Not too long ago Mopsy and I were shopping and, as we headed for the store’s exit, someone called me. I turned around and saw an older black woman sitting on a bench in the shoe section. She waved me over.
“I just wanted to ask you — ” she looked around. There were people near enough to hear, but no one seemed to be paying attention. She seemed concerned about them, however, waved me a little closer.
“I just wanted to ask you — ” another quick glance around, “I don’t want to say it too loud, just in case. Is that a piece?”
“A piece? Oh, you mean my hair? No, it’s all mine.” I was wearing my ‘Everybody Loves a Black Girl’ hair that day (just as I am today … alas, still no twists … ).

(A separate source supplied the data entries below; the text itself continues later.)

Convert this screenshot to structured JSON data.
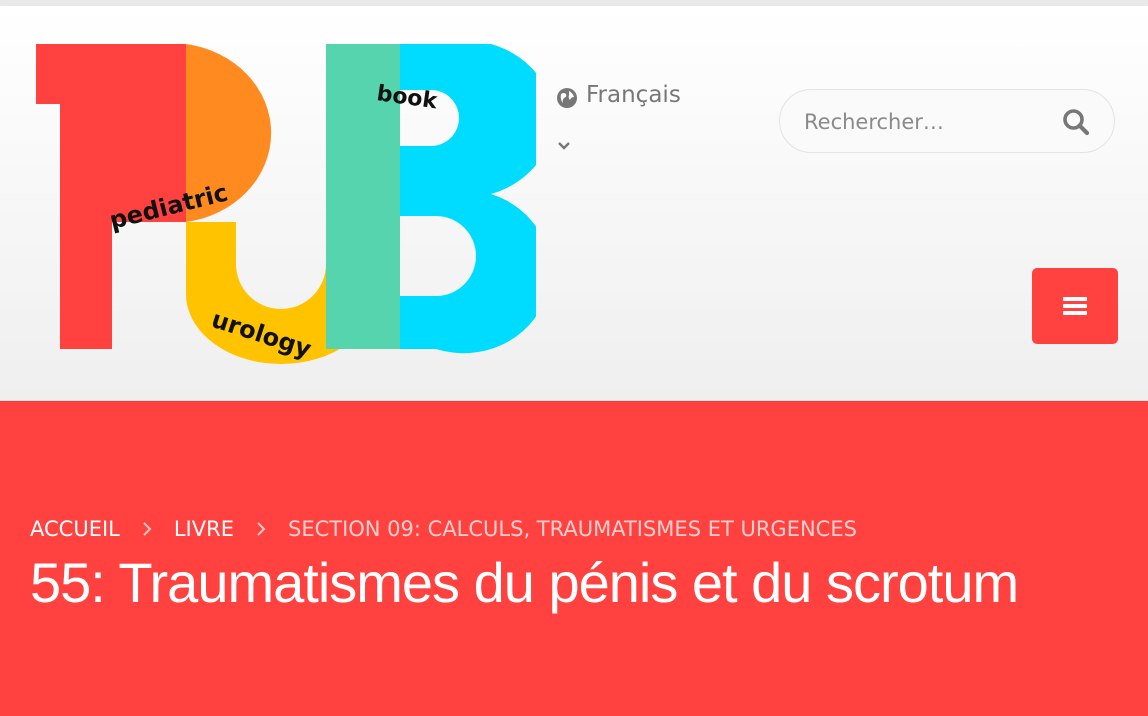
{
  "header": {
    "logo": {
      "letters": [
        "P",
        "U",
        "B"
      ],
      "words": [
        "pediatric",
        "urology",
        "book"
      ],
      "colors": [
        "#ff423f",
        "#ff8b20",
        "#ffc300",
        "#55d4ae",
        "#00dcff"
      ]
    },
    "language": {
      "label": "Français",
      "icon": "globe-icon"
    },
    "search": {
      "placeholder": "Rechercher…",
      "icon": "search-icon"
    },
    "menu": {
      "icon": "hamburger-menu-icon",
      "color": "#ff423f"
    }
  },
  "hero": {
    "background": "#ff423f",
    "breadcrumb": [
      "ACCUEIL",
      "LIVRE",
      "SECTION 09: CALCULS, TRAUMATISMES ET URGENCES"
    ],
    "title": "55: Traumatismes du pénis et du scrotum"
  }
}
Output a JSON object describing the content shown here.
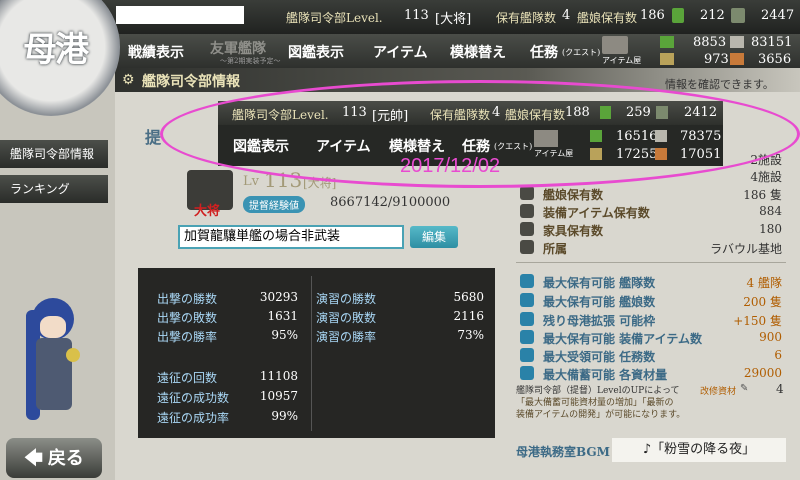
{
  "header": {
    "logo_text": "母港",
    "hq_level_label": "艦隊司令部Level.",
    "hq_level": "113",
    "rank_bracket": "[大将]",
    "fleet_count_label": "保有艦隊数",
    "fleet_count": "4",
    "ship_count_label": "艦娘保有数",
    "ship_count": "186",
    "bucket": "212",
    "devmat": "2447",
    "fuel": "8853",
    "steel": "83151",
    "ammo": "973",
    "bauxite": "3656"
  },
  "nav": {
    "items": [
      "戦績表示",
      "友軍艦隊",
      "図鑑表示",
      "アイテム",
      "模様替え",
      "任務"
    ],
    "sub_note": "～第2期実装予定～",
    "quest_suffix": "(クエスト)",
    "shop_label": "アイテム屋"
  },
  "title": {
    "label": "艦隊司令部情報",
    "hint": "情報を確認できます。"
  },
  "sidebar": {
    "items": [
      "艦隊司令部情報",
      "ランキング"
    ]
  },
  "popup": {
    "hq_level_label": "艦隊司令部Level.",
    "hq_level": "113",
    "rank_bracket": "[元帥]",
    "fleet_count_label": "保有艦隊数",
    "fleet_count": "4",
    "ship_count_label": "艦娘保有数",
    "ship_count": "188",
    "bucket": "259",
    "devmat": "2412",
    "fuel": "16516",
    "steel": "78375",
    "ammo": "17255",
    "bauxite": "17051",
    "nav": [
      "図鑑表示",
      "アイテム",
      "模様替え",
      "任務"
    ],
    "quest_suffix": "(クエスト)",
    "shop_label": "アイテム屋",
    "date": "2017/12/02"
  },
  "profile": {
    "title_partial": "提",
    "level_label": "Lv",
    "level": "113",
    "rank": "[大将]",
    "rank_badge": "大将",
    "exp_label": "提督経験値",
    "exp": "8667142/9100000",
    "comment": "加賀龍驤単艦の場合非武装",
    "edit_button": "編集"
  },
  "stats": {
    "left": [
      {
        "label": "出撃の勝数",
        "value": "30293"
      },
      {
        "label": "出撃の敗数",
        "value": "1631"
      },
      {
        "label": "出撃の勝率",
        "value": "95%"
      },
      {
        "label": "遠征の回数",
        "value": "11108"
      },
      {
        "label": "遠征の成功数",
        "value": "10957"
      },
      {
        "label": "遠征の成功率",
        "value": "99%"
      }
    ],
    "right": [
      {
        "label": "演習の勝数",
        "value": "5680"
      },
      {
        "label": "演習の敗数",
        "value": "2116"
      },
      {
        "label": "演習の勝率",
        "value": "73%"
      }
    ]
  },
  "facility": {
    "row1_value": "2施設",
    "row2_value": "4施設",
    "ship_count_label": "艦娘保有数",
    "ship_count": "186 隻",
    "equip_label": "装備アイテム保有数",
    "equip": "884",
    "furniture_label": "家具保有数",
    "furniture": "180",
    "affiliation_label": "所属",
    "affiliation": "ラバウル基地"
  },
  "limits": [
    {
      "label": "最大保有可能 艦隊数",
      "value": "4 艦隊"
    },
    {
      "label": "最大保有可能 艦娘数",
      "value": "200 隻"
    },
    {
      "label": "残り母港拡張 可能枠",
      "value": "+150 隻"
    },
    {
      "label": "最大保有可能 装備アイテム数",
      "value": "900"
    },
    {
      "label": "最大受領可能 任務数",
      "value": "6"
    },
    {
      "label": "最大備蓄可能 各資材量",
      "value": "29000"
    }
  ],
  "note": {
    "line1": "艦隊司令部（提督）LevelのUPによって",
    "line2": "「最大備蓄可能資材量の増加」「最新の",
    "line3": "装備アイテムの開発」が可能になります。",
    "improve_label": "改修資材",
    "improve_value": "4"
  },
  "bgm": {
    "label": "母港執務室BGM",
    "value": "♪「粉雪の降る夜」"
  },
  "back_button": "戻る",
  "colors": {
    "highlight": "#e84bd0",
    "accent": "#4aa2b4"
  }
}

A piece? Really now, I ask you: does anyone seriously wear a fake afro? Yes, there are the stupid afros people put on at Halloween and all, but my hair isn’t rainbow-colored or made of yarn like the fake locks that come attached to Rasta tams. Who wears fake natural hair not as a joke?
And how cute was she to want to be all confidential with her question? Not asking loud … you know, just in case. In case of what? Meddlesome kids being inspired to run past and rip off said ‘piece’? The cashier pointing out my fake hair to a room full of women half of whom were sporting some fake hair of their own?
No, no ‘piece’ here. Just me in my happy nappiness out and about. She just kept staring at my hair. “How do you comb it?” she asked.
Yes, this is the standard next question. How can I possibly comb this mass of kinks? Because that’s supposed to be the reason women ‘need’ to straighten their hair, hair as unabashedly kinky as mine is ‘impossible’ to comb.
[sigh] There is so much to say about kinky hair and black people and, and, and … and it’s much too much, like trying to cram a whole pie into this one little Slice Of Life story.
How do I comb it? “Slowly,” I said, as Mopsy and I continued on our way.